Slobodkina, the artist, is worth getting to know, though no one is likely to mistake her for a great painter. Born in Russia, she came to the States in 1928, enrolled at the National Academy of Design and helped found the American Abstract Artists group. Taking as a given the innovations of Cubism, Neo-Plasticism and, to a lesser degree, Surrealism, Slobodkina funneled them through a gentle and idiosyncratic temperament. Modernist purity wasn’t her thing: Slobodkina’s flat, interpenetrating planes and loose-limbed biomorphs engage in whimsically acrobatic scenarios. An erotic undercurrent is there to see in a tactile palette and, especially, the manner in which her cobbled shapes balance and touch, as if they were capable of registering the slightest sensation. Slobodkina’s “journey into abstraction” is more charming than epochal, but that’s not to say you won’t perk up when acquainted with it.

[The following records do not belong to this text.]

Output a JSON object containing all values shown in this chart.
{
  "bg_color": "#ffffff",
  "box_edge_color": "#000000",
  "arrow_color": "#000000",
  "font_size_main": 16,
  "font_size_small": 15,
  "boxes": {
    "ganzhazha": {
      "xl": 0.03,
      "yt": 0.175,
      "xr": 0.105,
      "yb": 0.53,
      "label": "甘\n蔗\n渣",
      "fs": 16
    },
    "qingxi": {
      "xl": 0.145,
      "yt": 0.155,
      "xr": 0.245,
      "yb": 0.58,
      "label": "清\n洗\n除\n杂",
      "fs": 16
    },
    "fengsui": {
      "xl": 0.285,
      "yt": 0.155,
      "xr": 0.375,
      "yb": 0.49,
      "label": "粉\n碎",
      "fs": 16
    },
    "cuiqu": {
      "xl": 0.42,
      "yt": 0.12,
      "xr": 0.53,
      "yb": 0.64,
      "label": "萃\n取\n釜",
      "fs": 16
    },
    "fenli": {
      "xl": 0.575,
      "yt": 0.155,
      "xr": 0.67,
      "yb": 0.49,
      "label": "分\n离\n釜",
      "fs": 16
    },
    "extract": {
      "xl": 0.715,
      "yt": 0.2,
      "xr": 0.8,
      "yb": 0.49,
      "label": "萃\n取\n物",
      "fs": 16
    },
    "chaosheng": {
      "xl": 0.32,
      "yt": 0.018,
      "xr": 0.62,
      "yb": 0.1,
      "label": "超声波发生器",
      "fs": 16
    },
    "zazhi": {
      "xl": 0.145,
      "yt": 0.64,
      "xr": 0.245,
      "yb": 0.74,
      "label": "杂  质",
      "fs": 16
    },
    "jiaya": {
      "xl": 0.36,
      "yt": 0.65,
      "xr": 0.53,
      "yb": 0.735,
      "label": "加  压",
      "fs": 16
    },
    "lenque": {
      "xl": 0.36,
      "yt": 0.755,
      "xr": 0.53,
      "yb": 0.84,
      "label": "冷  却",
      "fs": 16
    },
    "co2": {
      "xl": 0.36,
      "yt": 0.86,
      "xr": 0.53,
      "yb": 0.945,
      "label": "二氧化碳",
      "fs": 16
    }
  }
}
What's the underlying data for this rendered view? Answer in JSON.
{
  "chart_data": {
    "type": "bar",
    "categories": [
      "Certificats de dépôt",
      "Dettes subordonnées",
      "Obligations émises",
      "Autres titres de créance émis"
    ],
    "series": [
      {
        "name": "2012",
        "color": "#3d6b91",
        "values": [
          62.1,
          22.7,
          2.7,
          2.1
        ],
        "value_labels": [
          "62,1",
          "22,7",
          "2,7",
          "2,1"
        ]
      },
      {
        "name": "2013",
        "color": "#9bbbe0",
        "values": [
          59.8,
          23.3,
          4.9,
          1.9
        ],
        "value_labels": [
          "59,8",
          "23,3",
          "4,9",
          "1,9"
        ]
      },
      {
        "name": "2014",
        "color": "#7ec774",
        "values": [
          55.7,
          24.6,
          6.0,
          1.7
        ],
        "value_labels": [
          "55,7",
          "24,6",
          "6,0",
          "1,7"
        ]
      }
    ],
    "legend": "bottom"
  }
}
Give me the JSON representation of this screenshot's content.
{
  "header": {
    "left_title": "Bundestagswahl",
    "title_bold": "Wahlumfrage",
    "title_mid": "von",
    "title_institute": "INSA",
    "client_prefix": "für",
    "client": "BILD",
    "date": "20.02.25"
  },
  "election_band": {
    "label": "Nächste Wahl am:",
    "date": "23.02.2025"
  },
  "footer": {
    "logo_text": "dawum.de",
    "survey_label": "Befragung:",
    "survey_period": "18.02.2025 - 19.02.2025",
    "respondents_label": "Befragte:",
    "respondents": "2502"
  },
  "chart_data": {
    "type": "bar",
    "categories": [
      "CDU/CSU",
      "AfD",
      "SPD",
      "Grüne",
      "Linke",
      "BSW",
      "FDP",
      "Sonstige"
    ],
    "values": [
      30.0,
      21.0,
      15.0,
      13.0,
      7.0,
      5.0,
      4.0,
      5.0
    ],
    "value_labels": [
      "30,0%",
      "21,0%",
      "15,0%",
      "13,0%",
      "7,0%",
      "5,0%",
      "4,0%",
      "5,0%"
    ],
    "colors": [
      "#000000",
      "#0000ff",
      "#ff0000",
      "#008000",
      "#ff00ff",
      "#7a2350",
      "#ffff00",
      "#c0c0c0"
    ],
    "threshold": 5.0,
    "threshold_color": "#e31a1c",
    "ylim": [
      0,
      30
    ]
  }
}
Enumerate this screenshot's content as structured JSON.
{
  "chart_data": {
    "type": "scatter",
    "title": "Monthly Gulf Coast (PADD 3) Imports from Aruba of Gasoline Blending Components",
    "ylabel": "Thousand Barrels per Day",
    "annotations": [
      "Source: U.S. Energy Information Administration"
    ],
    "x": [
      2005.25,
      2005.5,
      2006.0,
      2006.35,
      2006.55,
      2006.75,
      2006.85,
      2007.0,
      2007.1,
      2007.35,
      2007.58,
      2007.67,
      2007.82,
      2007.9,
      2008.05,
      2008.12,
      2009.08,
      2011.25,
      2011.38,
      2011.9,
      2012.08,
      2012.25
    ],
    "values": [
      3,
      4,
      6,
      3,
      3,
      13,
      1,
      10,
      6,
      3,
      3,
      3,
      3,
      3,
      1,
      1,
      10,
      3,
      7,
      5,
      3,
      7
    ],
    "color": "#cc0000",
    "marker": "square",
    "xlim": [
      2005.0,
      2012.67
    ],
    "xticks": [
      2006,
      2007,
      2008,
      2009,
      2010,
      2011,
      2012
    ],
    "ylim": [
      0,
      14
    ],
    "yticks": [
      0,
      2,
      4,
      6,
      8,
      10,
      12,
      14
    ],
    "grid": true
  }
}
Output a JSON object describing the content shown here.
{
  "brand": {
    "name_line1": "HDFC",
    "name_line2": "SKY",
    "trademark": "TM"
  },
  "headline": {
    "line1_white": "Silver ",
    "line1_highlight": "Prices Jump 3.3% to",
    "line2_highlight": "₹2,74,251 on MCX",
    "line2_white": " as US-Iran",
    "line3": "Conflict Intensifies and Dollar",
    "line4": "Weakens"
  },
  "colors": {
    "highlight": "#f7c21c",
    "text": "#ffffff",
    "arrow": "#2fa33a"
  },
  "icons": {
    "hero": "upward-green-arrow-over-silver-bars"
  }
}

Esphyr Slobodkina: Journey into Abstraction is at the Kraushaar Galleries, 724 Fifth Avenue, until Oct. 30.

More Abstractions

Should the Kraushaar show pique your fancy, you’ll want to head west on 57th Street to the Michael Rosenfeld Gallery, which is showcasing a few of Slobodkina’s peers (and some of her betters) in the exhibition Breaking Boundaries: Early American Abstraction, 1930-1945. Rosenfeld can slap together a show like this merely by having the cleaning crew take a vacuum to the storage racks, but that doesn’t mean what’s been displaced isn’t worth your time. Be patient with the work: What first appears to be a musty array of Modernist pastiches turns out to be quirky or eccentric or endearingly homespun.

The painter Carl Holty transmutes Miró by channeling Barney Google; Theodore Roszak indulges in a Suprematist pun by riffing on a sewing machine; Charles Shaw proves himself adroit at investing simple forms with balletic wit; Burgoyne Diller gets away with sculpture by hewing to the logic of painting; and Ed Garman—well, the transcendentalist yearnings he commits to canvas have the punch and pizzazz of a pinball machine. You’ll have to ask at the front desk if you can take a look at the picture—Mr. Rosenfeld has the Garman squirreled away in the back office. You can’t blame him for not wanting to share: It’s an upper of a painting and the best thing here.

Breaking Boundaries: American Abstract Art, 1930-1945 is at the Michael Rosenfeld Gallery, 24 West 57th Street, until Oct. 30.